Unified action surface

The problem

Every engine implements “retry” and “cancel” differently:

Celery - task.retry() from inside the task, or re-apply with app.send_task.
RQ - Queue.requeue(job_id), or job.requeue().
Dramatiq - no first-class retry API; middleware-based.
Huey - retries are configured per-task; no ad-hoc retry surface.
arq - no retry API; re-enqueue manually.
taskiq - per-task retry decorators.

Surfacing these differences to users ruins the value proposition. A dashboard where “Retry” does different things on different engines is not a control plane.

The z4j answer

Unified verbs.

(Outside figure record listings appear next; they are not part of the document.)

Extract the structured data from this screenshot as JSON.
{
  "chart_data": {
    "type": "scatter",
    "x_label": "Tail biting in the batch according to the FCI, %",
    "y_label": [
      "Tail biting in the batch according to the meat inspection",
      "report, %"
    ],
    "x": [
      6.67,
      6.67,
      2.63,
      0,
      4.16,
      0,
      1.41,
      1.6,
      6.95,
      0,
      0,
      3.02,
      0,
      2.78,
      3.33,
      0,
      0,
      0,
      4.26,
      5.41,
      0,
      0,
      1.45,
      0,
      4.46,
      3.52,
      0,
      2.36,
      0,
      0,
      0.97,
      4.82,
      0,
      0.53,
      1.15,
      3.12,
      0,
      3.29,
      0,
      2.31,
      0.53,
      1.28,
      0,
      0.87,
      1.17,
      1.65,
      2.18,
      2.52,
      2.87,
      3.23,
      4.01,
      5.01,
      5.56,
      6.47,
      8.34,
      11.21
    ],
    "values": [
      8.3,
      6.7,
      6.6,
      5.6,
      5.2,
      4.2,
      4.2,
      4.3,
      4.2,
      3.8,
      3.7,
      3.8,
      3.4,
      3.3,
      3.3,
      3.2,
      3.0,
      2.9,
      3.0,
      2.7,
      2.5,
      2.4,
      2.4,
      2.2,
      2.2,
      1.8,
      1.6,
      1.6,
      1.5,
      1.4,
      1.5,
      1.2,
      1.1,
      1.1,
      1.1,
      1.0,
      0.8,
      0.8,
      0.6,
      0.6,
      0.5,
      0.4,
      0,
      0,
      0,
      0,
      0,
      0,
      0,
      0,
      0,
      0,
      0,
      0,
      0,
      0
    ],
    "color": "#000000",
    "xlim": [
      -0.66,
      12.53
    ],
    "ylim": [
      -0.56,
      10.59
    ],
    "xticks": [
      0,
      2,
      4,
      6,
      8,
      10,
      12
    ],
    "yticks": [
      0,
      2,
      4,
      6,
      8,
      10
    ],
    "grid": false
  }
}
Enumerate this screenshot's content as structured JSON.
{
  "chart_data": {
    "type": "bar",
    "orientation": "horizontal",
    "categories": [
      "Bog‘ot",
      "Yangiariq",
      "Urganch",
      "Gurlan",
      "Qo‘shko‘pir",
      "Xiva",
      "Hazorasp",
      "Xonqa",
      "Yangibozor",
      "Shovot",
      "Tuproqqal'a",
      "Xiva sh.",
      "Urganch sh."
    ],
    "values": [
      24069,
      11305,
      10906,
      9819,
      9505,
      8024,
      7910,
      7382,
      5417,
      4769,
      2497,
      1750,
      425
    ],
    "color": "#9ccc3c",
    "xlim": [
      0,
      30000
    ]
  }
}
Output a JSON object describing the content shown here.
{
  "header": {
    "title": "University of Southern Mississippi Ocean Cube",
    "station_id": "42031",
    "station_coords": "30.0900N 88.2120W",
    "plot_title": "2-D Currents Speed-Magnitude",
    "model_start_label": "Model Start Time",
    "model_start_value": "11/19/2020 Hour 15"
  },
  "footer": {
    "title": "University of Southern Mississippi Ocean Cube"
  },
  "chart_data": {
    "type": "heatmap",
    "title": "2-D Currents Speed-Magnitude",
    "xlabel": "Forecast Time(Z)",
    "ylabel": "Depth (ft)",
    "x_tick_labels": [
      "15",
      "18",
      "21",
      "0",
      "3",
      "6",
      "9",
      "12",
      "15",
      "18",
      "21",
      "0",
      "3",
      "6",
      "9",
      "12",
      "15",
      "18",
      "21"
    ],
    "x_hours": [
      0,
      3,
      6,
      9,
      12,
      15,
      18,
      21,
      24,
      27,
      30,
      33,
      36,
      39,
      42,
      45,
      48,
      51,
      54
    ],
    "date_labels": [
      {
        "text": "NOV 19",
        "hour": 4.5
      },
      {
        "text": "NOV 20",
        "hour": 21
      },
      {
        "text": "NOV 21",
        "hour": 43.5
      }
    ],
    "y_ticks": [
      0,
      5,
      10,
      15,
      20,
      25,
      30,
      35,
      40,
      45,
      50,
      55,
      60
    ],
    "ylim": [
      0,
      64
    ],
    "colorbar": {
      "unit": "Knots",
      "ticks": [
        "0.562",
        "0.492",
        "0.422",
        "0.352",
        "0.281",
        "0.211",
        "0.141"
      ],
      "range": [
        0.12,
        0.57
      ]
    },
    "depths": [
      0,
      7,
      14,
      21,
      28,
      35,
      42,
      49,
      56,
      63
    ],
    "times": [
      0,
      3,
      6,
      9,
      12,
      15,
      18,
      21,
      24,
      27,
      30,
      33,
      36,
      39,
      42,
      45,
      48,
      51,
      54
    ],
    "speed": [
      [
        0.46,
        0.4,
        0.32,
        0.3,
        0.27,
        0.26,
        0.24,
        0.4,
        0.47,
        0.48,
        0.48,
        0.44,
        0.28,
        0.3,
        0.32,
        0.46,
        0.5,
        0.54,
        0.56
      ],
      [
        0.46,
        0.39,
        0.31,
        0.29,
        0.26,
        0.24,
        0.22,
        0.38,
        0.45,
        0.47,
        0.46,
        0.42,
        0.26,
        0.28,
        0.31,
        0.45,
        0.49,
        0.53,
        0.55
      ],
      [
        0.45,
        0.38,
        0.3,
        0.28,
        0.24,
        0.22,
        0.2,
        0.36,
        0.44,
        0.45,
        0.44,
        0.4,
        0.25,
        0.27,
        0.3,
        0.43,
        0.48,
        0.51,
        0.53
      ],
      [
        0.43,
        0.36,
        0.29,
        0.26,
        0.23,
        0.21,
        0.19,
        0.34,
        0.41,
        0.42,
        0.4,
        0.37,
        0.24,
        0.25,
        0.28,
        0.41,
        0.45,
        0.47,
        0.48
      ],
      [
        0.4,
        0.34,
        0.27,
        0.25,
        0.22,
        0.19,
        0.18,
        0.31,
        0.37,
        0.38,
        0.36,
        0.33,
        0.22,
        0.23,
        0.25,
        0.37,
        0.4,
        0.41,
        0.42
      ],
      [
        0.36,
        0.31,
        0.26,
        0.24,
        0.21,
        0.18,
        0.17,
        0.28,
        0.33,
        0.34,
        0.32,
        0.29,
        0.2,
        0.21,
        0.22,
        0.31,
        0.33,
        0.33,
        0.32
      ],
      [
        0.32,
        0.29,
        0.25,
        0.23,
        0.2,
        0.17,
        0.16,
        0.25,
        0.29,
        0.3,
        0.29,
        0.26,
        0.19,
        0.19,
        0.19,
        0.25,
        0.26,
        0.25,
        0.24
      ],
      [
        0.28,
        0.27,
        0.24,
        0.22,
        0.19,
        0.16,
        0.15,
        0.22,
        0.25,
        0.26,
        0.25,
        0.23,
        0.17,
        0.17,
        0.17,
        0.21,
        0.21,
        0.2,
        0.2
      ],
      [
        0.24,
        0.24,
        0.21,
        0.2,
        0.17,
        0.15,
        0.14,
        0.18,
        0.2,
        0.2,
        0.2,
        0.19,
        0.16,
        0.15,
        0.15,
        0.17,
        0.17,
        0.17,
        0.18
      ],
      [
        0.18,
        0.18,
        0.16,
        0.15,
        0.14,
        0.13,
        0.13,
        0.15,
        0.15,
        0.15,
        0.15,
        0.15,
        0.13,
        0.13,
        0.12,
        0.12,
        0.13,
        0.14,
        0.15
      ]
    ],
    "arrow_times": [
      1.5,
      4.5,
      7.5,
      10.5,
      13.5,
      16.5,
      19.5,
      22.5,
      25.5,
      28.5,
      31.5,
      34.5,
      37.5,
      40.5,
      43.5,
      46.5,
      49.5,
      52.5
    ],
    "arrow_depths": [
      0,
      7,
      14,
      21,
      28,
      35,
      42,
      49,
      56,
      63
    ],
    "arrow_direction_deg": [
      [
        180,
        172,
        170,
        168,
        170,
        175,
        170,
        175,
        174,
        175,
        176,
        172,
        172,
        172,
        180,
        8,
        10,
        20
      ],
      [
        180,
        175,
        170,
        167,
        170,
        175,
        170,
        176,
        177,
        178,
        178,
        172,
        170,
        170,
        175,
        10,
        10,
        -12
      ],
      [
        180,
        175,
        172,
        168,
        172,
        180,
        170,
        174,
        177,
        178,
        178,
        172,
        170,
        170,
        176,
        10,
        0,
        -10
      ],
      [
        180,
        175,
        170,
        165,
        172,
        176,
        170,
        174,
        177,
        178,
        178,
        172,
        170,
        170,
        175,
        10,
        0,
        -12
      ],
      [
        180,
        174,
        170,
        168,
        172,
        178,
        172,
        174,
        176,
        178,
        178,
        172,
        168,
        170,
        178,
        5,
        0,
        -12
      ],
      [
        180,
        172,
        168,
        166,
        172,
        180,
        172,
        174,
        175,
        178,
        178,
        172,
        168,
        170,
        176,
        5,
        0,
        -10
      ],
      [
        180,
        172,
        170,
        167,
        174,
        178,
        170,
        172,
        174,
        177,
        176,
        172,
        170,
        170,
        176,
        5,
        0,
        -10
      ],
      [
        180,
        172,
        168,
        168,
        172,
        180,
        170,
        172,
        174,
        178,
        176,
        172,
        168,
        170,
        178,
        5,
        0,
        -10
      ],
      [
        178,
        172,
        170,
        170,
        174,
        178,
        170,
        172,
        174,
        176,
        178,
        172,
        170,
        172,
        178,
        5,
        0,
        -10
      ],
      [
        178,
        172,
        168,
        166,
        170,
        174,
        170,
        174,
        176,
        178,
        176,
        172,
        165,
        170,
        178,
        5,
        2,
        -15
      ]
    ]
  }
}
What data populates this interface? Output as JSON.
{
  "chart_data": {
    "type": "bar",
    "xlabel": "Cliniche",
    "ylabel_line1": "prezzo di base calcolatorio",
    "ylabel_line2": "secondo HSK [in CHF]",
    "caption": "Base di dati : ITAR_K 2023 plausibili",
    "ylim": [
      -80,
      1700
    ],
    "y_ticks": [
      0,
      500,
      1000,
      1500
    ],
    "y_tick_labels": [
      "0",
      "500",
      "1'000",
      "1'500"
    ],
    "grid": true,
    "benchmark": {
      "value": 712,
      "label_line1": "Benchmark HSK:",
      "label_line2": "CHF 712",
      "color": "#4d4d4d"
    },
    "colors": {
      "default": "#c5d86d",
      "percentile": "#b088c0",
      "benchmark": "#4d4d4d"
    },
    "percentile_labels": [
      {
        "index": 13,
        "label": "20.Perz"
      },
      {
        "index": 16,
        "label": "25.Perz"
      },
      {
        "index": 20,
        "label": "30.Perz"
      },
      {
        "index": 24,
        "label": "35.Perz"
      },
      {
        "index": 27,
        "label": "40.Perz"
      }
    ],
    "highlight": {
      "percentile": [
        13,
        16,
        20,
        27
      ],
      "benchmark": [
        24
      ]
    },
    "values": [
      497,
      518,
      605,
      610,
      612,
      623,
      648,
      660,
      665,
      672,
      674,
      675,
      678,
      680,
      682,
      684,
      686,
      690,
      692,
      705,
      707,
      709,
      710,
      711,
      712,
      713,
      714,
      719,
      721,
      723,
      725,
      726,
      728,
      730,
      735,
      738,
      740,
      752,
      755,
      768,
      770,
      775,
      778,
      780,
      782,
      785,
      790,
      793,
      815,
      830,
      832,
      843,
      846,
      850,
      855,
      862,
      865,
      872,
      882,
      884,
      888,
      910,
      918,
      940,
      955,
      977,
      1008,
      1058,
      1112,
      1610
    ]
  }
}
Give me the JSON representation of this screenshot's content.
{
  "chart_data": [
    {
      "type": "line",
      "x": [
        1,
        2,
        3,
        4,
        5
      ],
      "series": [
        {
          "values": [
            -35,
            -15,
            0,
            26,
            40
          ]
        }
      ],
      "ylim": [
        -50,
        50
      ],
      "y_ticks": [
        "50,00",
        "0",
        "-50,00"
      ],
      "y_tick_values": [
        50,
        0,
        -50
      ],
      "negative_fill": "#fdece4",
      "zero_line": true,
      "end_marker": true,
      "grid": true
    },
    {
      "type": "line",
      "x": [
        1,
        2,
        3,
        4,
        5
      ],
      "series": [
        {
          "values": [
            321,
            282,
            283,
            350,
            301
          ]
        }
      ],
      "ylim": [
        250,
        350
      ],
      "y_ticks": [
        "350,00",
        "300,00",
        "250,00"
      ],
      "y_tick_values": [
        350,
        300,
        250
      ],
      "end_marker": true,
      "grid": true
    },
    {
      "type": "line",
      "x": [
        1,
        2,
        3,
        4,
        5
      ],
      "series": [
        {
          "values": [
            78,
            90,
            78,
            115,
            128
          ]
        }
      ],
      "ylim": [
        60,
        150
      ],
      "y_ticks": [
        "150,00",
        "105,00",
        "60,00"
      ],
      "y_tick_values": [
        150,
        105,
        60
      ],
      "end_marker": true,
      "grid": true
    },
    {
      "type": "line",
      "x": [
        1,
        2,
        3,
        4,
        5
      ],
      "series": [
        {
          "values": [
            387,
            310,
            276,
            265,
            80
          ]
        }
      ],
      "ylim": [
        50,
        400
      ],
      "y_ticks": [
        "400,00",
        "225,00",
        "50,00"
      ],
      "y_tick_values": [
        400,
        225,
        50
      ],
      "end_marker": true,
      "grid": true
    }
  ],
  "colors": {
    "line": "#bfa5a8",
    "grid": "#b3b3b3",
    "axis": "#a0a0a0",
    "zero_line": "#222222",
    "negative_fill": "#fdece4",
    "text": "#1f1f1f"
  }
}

Four actions:

Verb	Semantics
`retry`	Re-enqueue one task with its original payload. Mark the old record as `retried_as=<new_id>`.
`cancel`	Best-effort cancel if not yet running; mark as `cancelled` if already running (worker decides).
`bulk_retry`	Apply `retry` to a filter set (state + name + time window), capped at 10k per call.
`purge_queue`	Drop all pending messages on a named queue (dangerous; requires `operator+` role).

Native vs. polyfilled

Each engine adapter advertises its capability map in the hello frame:

"celery": {
  "native_retry": true,
  "native_cancel": true,
  "bulk_retry": false,   // polyfilled
  "purge": true
}

When z4j dispatches a verb:

Look up the target agent’s capability map.
If native → send command frame with verb; agent calls engine API.
If polyfilled → brain executes the verb by:
- Reading the original payload from tasks + events.
- Sending command: enqueue_task with the original payload.
- Sending command: cancel_task on the old task (if applicable).
- Linking old → new via retried_as.

Users see one button. The capability difference is invisible except in the agent info drawer (which engines/features the agent supports).

Audit semantics

Every action writes a single audit_log row with action=task.retry / task.cancel / queue.bulk_retry / queue.purge. Polyfilled actions still log as one entry (not three) - the user asked for “retry”, we show “retry” in audit.

See API § tasks for exact endpoints.

Failure behavior

If the agent is offline, the action queues in pending_commands (up to 10 per agent) and flushes on reconnect. UI shows “pending - agent offline”.
If the command times out (60s), the action records error: timeout and the audit log captures the failure. The task state is not modified.
Polyfilled retries that partially succeed (new task enqueued, old cancel failed) are marked retried_as + a warning; the user can manually cancel the old one.

What we don’t do

No automatic retries - z4j is a control plane, not a retry orchestrator. If you want auto-retry policies, use the engine’s native retry configuration.
No side-effect-safety guarantees - retrying a task that already half-ran is the user’s call. z4j does not introspect idempotency.